The attack has shocked a nation with some of the world's strictest gun control laws. Police said that the shooter used a homemade gun.
Journalist Sonja Blaschke in Tokyo told DW that lots of people have "condemned the violence as the country is not used to events like this... The question is how the attacker could get past security."
What we know about the shooting of Shinzo Abe
An NHK reporter on the scene said they could hear two consecutive bangs during Abe's speech. Media reports said Abe was shot from behind and hit in the neck and chest area.
Abe, 67, collapsed and was bleeding from the neck, a source from his ruling Liberal Democratic Party (LDP) said.
NHK footage showed Abe collapsed on the street, surrounded by several security guards. He was holding his chest with his shirt smeared with blood.
"He was giving a speech and a man came from behind," a woman at the scene told NHK.
"The first shot sounded like a toy. He didn't fall and there was a large bang. The second shot was more visible, you could see the spark and smoke," she added.
The Nara Medical University Hospital said that Abe arrived at the hospital already showing no vital signs. They said he had bullet wounds to the neck and chest and that he died from blood loss, despite attempts by doctors to administer large quantities of blood transfusions.
Police later raided the home of the man who was arrested over the shooting, where they reportedly found possible explosives, according to NHK. Police also said they had confiscated "several handmade gun-like items."
"The suspect stated that he held a grudge against a particular organization and that he committed the crime because he believed former prime minister Abe had a connection to it," a senior police officer said.
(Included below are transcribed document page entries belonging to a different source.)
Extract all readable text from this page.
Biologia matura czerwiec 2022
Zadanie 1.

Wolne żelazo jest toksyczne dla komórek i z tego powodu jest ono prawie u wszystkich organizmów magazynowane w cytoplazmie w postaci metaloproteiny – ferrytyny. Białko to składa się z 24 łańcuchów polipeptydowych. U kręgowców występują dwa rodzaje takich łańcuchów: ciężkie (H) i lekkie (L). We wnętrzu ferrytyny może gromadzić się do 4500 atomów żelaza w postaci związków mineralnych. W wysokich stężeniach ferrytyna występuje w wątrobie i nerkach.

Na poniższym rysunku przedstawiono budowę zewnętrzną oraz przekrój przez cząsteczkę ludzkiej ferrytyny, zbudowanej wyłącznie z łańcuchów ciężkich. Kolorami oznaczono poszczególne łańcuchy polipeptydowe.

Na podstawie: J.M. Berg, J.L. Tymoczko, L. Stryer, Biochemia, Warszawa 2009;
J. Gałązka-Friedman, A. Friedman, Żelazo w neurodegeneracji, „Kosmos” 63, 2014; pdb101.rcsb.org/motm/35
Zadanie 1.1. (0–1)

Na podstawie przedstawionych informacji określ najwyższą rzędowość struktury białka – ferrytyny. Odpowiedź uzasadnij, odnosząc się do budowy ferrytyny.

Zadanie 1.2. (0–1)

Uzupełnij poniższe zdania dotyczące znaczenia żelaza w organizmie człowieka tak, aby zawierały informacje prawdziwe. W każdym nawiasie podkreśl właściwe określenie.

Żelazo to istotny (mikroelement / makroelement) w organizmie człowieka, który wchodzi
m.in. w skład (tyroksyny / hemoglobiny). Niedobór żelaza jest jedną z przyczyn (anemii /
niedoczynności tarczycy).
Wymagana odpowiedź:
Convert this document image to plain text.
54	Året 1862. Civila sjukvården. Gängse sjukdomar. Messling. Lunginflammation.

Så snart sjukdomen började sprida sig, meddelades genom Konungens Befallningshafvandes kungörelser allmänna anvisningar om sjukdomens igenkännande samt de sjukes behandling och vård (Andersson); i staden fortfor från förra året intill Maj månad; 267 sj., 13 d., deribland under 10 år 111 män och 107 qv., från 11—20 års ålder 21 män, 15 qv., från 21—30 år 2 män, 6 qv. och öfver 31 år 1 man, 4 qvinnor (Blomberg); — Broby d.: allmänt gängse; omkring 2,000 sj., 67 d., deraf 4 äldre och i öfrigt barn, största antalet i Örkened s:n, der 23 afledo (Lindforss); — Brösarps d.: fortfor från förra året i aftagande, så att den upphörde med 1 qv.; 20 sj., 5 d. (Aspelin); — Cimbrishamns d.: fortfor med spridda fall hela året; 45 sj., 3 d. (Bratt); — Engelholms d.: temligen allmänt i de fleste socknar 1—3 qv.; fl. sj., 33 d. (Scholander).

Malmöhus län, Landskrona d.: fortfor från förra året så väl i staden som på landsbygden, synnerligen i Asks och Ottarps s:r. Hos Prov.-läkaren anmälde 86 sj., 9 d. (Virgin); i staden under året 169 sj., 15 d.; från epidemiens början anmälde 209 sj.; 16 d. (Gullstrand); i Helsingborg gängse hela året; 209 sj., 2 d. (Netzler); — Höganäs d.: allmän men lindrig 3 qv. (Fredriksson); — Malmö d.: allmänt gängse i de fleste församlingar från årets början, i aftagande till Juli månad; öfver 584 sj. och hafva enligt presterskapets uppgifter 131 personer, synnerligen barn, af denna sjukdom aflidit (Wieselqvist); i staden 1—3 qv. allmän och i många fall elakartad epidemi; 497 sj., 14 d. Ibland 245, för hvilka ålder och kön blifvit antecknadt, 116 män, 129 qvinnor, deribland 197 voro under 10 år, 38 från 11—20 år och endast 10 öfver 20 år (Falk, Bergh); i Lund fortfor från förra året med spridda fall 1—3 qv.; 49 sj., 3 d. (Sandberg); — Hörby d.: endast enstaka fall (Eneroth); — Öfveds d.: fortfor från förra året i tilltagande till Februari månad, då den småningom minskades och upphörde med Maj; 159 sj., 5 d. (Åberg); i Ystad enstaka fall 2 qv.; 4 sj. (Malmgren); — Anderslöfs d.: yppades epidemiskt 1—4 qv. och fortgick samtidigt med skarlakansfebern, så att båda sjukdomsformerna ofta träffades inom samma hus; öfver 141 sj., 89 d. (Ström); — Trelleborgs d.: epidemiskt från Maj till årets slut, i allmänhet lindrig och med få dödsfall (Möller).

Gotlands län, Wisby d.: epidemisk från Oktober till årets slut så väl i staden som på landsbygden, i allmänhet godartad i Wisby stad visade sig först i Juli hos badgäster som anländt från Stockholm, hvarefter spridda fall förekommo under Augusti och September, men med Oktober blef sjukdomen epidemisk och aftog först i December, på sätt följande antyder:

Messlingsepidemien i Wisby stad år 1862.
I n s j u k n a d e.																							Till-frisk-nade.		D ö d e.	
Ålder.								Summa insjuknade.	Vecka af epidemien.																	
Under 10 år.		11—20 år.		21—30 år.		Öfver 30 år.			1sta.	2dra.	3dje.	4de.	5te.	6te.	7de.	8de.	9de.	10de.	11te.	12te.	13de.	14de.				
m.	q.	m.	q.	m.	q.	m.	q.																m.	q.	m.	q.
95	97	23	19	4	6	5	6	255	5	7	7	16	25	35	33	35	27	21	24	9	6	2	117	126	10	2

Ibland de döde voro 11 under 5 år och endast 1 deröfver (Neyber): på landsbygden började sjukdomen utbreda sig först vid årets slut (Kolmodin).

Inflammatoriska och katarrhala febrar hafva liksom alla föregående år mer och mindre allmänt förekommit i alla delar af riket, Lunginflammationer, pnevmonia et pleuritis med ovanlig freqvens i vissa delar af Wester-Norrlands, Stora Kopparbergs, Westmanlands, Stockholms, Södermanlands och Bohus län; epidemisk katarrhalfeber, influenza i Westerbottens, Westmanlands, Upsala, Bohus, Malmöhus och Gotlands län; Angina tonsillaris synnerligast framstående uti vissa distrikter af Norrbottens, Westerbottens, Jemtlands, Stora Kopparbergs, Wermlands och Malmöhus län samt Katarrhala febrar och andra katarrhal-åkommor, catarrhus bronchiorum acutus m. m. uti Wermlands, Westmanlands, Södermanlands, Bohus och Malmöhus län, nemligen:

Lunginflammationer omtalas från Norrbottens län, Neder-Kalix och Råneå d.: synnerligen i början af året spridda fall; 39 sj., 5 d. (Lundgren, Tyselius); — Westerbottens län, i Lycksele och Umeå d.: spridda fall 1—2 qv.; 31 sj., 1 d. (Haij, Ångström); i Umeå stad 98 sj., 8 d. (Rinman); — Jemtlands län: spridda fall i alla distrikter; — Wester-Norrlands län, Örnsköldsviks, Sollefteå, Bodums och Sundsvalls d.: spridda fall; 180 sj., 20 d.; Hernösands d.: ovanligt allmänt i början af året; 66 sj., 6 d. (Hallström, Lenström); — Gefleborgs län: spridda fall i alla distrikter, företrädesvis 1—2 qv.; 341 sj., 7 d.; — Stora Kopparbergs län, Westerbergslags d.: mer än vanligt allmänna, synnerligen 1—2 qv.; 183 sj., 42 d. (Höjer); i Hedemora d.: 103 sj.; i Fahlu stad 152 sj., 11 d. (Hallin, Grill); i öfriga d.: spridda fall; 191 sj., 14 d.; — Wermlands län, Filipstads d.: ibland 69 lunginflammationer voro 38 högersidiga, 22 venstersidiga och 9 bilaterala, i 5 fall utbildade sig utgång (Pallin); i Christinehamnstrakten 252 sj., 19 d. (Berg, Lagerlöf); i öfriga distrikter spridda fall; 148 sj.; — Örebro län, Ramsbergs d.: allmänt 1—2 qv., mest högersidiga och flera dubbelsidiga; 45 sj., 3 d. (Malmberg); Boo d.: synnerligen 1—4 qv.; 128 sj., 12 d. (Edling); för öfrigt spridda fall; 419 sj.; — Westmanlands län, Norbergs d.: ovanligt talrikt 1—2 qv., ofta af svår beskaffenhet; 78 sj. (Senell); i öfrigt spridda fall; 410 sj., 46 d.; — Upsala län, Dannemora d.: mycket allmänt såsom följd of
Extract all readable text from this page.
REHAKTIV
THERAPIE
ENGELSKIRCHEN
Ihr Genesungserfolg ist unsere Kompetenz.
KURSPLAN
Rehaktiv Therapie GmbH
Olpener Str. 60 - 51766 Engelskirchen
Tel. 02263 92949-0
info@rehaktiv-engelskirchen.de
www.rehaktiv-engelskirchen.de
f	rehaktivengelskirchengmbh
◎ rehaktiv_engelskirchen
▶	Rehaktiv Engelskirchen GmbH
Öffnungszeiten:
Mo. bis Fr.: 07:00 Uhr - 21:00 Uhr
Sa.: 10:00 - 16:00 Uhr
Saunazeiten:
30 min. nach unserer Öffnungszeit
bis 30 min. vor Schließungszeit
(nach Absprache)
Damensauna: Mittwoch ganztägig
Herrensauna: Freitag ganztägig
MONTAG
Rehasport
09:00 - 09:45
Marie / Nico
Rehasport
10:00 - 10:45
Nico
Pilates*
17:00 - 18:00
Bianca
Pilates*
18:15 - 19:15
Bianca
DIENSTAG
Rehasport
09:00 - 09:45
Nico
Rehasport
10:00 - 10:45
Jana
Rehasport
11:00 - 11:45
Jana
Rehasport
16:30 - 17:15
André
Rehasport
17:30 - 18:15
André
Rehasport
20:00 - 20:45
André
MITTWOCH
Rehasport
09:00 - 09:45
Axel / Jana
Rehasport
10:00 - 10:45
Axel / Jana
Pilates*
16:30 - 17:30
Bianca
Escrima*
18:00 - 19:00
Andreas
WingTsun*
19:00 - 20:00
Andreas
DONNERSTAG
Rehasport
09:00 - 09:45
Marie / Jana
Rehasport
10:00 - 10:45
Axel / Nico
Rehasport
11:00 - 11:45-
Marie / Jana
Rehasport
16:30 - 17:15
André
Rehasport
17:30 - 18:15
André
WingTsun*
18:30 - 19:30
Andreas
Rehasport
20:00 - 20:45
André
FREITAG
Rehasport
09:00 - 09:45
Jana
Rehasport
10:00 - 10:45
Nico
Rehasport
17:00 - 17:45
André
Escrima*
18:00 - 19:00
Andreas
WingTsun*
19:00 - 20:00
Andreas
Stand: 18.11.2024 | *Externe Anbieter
Police were reportedly investigating the claim about the organization which Japanese media described as being a religious group.
Election campaigning on hold
A government spokesperson said Prime Minister Kishida had suspended his election campaign following the news of the shooting. He and his Cabinet ministers are returning to Tokyo.
Kishida called the shooting "unforgivable." He said Japan could not accept that this violent act took place during an election.
"It is a barbaric act during election campaigning, which is the foundation of democracy, and it is absolutely unforgivable. I condemn this act in the strongest terms," he said.
His government has reportedly set up a crisis team. Japan is due to hold elections for its upper house of parliament on Sunday, with the LDP projected to win convincingly.
However, Kishida insisted that the election will go ahead as planned. "We must absolutely defend free and fair elections, which are the basis of democracy. We will proceed with our election campaign tomorrow as planned with the firm conviction that we will never yield to violence," he said.
"Everyone, whether they are on the left or right in the Diet, is expressing their condolences," said Akitoshi Miyashita, a professor of international relations at Tokyo International University.
"Something like this is truly shocking in Japan, although there have been other attacks on politicians in the past," he said, pointing to the death of Koki Ishii in October 2002. Ishii, a member of the Democratic Party of Japan, was attacked by a man armed with a knife on the doorstep of his home in Tokyo. The assailant was later identified as a member of a far-right nationalist group that opposed his political views.
He was in office for a year in 2006 and then from 2012 to 2020.
Abe was 52 when he first came into power. His first, turbulent term was marked by scandals and discord. His sudden resignation was initially thought to be due to political reasons, but he later cited a medical condition.
He became prime minister again in 2012 and introduced "Abenomics" — a plan to revive Japan's economy, which involved vast government spending, massive monetary easing, and cutting red tape.
His terms were also marked by a failed attempt to rewrite Japan's post-war pacifist constitution and his revisionist view on the country's imperialist past, both of which stemmed from his grandfather, Kishi, who served as an official in territories occupied by imperial Japan during the Second World War before becoming prime minister.